According to Newsweek and other sources, President Donald Trump retweeted a violent "Trump train" image of a train running over a figure with its head replaced by a CNN logo less than a day after he gave a press conference denouncing white supremacist violence in Charlottesville. His retweet came just three days after the death of Heather Heyer during a counter-protest against a white supremacist march in the Virginia town, and many found it in extremely poor taste. And either Trump realized how insensitive the tweet was, or someone else told him retweeting it was not a good move, because the retweet was gone from Trump's Twitter just minutes later.
The White House has not responded to Romper's request for comment regarding the "Trump train" retweet from the president's account.
In Trump's press conference on Monday about the tragedy in Charlottesville over the weekend, he specifically called out violence with statements such as, "Racism is evil, and those who cause violence in its name are criminals and thugs, including the KKK, Neo-Nazis, White Supremacists, and other hate groups that are repugnant to everything we hold dear as Americans,” and, "Those who spread violence in the name of bigotry strike at the very core of America," according to PEOPLE.
But retweeting an image of someone being run over by a train doesn't exactly fit the message that violence is bad.
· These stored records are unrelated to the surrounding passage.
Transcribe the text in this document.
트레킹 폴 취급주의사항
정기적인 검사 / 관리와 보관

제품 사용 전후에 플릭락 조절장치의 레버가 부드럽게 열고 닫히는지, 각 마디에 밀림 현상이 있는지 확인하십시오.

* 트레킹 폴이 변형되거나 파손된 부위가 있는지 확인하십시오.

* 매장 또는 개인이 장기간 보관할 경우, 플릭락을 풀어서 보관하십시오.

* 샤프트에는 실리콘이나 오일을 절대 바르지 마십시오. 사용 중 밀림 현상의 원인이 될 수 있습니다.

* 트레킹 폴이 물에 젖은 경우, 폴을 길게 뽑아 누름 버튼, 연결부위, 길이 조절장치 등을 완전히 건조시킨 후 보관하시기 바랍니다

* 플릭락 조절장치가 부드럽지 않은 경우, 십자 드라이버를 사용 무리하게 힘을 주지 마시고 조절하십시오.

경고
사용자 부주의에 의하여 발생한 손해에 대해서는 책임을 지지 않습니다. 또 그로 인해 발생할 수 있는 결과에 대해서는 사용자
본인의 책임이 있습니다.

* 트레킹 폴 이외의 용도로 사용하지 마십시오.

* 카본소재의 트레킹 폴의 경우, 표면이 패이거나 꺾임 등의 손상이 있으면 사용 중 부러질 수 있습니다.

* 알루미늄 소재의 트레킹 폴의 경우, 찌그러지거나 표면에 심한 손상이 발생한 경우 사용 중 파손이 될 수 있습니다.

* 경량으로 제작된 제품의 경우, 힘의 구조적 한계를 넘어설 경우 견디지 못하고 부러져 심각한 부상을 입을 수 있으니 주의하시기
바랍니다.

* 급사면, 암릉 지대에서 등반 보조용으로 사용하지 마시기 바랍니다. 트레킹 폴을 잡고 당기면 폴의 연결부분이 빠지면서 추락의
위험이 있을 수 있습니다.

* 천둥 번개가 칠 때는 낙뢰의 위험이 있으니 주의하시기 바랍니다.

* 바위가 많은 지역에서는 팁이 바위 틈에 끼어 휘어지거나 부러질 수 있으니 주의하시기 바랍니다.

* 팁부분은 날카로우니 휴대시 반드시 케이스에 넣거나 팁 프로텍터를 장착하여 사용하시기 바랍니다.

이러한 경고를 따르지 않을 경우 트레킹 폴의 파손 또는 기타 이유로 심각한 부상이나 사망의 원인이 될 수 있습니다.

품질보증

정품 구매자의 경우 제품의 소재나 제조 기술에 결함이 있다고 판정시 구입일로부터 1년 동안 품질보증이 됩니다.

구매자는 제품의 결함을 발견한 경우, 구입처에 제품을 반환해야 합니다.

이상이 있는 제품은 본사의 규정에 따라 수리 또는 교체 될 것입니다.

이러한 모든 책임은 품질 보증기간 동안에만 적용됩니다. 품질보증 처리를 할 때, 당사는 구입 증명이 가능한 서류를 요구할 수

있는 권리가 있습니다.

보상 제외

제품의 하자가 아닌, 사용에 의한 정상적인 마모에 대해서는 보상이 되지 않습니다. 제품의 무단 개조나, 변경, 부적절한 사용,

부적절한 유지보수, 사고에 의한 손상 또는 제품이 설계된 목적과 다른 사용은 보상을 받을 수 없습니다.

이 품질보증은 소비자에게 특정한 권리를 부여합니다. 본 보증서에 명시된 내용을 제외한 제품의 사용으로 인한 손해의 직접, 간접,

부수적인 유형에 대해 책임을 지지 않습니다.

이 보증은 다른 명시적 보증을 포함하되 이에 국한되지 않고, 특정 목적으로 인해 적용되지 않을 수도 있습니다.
Trump deleted the tweet quickly, but it got plenty of attention anyway.
According to The Kansas City Star, people captured screen shots of Trump's retweet before it disappeared. So it doesn't matter that he eventually deleted it, because the internet is forever.
But that tweet is not even the end of the controversy. According to The Guardian, Trump shared another tweet from "an alt-right conspiracy theorist and provocateur," ("alt-right" is a term for white supremacists and neo-Nazis) which felt like a slap in the face to some people after his controversial "on many sides" initial statement about Charlottesville. That retweet, from Jack Posobiec, remained on his account as of Tuesday morning:
The retweet from another Trump supporter makes it harder to prove that the supportive "Trump train" retweet was a fluke. But according to the BBC, the White House said in a statement that the "Trump train" tweet was "inadvertently posted" and that it was immediately deleted once it was noticed. It's unclear who "noticed" the tweet and decided it needed to be deleted — Trump, one of his advisors, or someone else entirely.
According to Variety, the "Trump train" retweet was posted after Trump called CNN’s Jim Acosta “fake news" on Monday after the correspondent asked him why the White House didn't hold a press conference he had promised to do earlier in the day. The "Trump train" retweet may have been a reaction from Trump in regards to that incident; The Kansas City Star reported that the train retweet "called to mind the controversy after Trump retweeted a fake video of himself body-slamming a figure whose face was obscured by the CNN logo."
Whatever the reason for the "Trump train" tweet, it's definitely not OK for the president to denounce violence one day, then tweet violent images less than 24 hours later. It makes the message seem insincere, to say the least. Plus, it's a disturbing continuation of Trump's pattern of attacking the media.